Cuando me desperté la madrugada del siguiente lunes, el japonés se había marchado. A mí no me había bajado la regla y sentía una presión abdominal muy leve. Para salir a buscarle tuve que ponerme sus sandalias, porque él se había llevado mis botas.

Hay un paréntesis en el amanecer del Central Park donde la realidad se aquieta y los insectos se reavivan. Todos los seres voladores adquieren ligereza en el fulgor del día. Ráfagas de calor surcan el frío acuático de la tierra, y las hojas y las nubes simulan una suspensión condicionada. Nada se mueve ante la visión gris y azul. Nada salvo las ondas de sonido -esos zumbidos sonoros de los insectos- que perceptiblemente demuestran a la espectadora que el mundo no se ha parado, que sigue vivo.

A mi vuelta de paseo, varios agentes me esperaban dentro de nuestra pequeña colmena. Al verme entrar me encañonaron, me maltrataron y finalmente me informaron de que el hombre con el que vivía se había volado por los aires y había matado a mucha gente.

Me hicieron reconocer el cadáver y allí expulsé mi primer vómito. El estallido le había desgajado en dos como a una abeja que pierde el aguijón cuando pica, pero, por alguna combinatoria azarosa del amonal, sus piernas habían quedado intactas.

Los investigadores no entendían que un japonés hubiese cometido un acto terrorista, así que yo les aclaré que, pese a japonés, era musulmán, y seguramente de algún grupo radical. A esas alturas, yo sólo estaba acusada de encubrimiento.

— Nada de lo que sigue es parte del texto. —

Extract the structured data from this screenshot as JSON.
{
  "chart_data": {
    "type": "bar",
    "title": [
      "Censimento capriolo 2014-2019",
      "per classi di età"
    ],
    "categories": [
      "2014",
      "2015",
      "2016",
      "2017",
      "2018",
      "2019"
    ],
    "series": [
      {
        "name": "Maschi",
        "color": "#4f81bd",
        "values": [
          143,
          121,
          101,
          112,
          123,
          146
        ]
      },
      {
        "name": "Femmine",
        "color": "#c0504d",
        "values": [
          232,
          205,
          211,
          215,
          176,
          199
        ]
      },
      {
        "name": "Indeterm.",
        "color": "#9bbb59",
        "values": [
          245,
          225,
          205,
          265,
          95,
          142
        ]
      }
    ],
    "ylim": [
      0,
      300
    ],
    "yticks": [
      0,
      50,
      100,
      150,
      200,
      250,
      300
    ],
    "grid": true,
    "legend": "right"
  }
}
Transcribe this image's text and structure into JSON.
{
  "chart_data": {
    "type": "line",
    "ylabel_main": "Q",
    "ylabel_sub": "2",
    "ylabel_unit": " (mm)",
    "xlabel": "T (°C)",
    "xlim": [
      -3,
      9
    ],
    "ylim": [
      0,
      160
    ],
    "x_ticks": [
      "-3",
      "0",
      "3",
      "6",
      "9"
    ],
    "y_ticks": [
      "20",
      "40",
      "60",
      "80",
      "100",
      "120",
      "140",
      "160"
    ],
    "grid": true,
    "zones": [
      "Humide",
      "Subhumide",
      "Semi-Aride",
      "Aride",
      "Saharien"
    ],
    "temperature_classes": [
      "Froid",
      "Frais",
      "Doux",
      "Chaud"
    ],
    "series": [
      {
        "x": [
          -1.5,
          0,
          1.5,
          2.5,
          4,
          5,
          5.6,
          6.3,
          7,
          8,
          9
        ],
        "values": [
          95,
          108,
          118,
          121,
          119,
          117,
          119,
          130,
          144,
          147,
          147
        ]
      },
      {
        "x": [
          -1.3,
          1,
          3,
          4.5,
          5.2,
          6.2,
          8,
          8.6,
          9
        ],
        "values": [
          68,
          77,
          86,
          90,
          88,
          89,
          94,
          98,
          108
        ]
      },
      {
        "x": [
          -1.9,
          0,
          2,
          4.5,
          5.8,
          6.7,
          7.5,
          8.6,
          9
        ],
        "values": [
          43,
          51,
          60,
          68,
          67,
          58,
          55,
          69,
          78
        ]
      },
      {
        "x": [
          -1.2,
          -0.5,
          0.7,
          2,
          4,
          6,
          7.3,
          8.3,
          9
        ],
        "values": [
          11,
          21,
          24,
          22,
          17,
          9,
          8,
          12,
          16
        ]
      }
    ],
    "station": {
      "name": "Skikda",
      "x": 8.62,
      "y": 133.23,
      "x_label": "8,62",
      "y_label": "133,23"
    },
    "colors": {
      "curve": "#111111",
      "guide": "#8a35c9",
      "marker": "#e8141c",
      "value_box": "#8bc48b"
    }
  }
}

Se celebró el juicio y mi embarazo vino a complicar las cosas porque se solicitó que me hicieran pruebas genéticas para comprobar la identidad del padre de mi bebé. Era del kamikaze.

Hubo un dato que tuvo un impacto mediático desbordado: que el terrorista llevara al revés las botas le resultaba a la opinión pública más espantoso que el atentado en sí. Se pensó que lo estrafalario de éstas (unas botas de cowboy de color amarillo) y su peculiar modo de calzarlas (la derecha a la izquierda y la izquierda a la derecha) era una señal que, revelada, despertaría a comandos latentes. Mi sentencia de muerte fue la respuesta a la pregunta:

-¿Sabe usted por qué el padre de su criatura llevaba puesta la bota izquierda en el pie derecho y la derecha en el izquierdo?

-Porque le apretaban; porque le dolían. Yo tengo los pies más pequeños. Las botas eran mías.

Y eso fue todo.

El horizonte de la percepción me da vueltas, y vueltas da mi relacionador de ideas. La gestación avanza al tiempo que avanzo yo hacia la inyección letal. Pero reflexionen: ¿quién persuadirá a mi hijo de que dispondrá de un hueco en el que existir, de que algún lunes de alguna semana encontrará a alguien con quien compartir sus propias botas?

Voy a ser ejecutada, pero aún espero la reacción de ustedes. Juzguen un único hecho. El hecho es que me gustaron unas botas de color amarillo. Divergentes.